Nearly three weeks after I was stabbed, my parents came to see me in the hospital. They'd been gone for so much of my life, I really wasn't up for their pity and I damn sure didn't want to have to explain my relationship with Lucy and why this whole tragic thing was my fault . Instead, I told them some of the same things I told Lucy's mother a few days earlier. It happened really fast, I didn't really know what was happening, I didn't really feel any pain, the surgery went well, I'm healing fine. It was just easier that way, less questions. The next day, my Dad came to see me without my Mom and we talked a bit more candidly, but it was still a long way from being honest about what happened and how I was actually feeling. A few days later, having dutifully checked on their son, they were back to their jet set life.

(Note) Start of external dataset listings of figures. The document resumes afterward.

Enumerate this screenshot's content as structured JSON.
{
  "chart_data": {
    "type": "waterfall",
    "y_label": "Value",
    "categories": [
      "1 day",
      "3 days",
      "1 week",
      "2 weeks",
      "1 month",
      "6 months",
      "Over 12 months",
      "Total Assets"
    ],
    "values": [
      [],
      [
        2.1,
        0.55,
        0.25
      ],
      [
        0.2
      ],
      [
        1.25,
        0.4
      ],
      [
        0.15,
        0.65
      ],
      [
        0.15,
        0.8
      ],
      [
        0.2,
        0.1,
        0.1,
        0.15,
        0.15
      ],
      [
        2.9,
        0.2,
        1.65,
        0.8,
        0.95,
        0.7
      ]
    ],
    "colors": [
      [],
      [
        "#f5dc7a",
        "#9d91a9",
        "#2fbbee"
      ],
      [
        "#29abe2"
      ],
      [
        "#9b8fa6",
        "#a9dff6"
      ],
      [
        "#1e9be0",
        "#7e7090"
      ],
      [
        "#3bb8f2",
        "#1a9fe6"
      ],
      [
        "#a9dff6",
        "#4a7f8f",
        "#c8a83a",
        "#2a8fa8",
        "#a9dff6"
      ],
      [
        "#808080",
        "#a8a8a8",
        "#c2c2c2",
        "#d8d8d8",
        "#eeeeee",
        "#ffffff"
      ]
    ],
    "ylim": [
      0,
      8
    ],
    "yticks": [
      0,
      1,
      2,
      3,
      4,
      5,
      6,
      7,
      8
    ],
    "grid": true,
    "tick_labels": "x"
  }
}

When I was finally discharged, Deb drove me home and helped me get settled. On arrival, I found that she had cleaned out my refrigerator and made sure it was stocked with fresh milk and fruit. She brought me dinner for a couple of weeks. She said there wasn't room enough for both me and my crutches in that kitchen and she didn't want me tripping over myself trying to cook in there. It was tiny and she was a better cook than me, so I was happy to accept the meals. I did appreciate the company since I couldn't go back to work yet and it was nice to have someone who cared enough to do all that for me.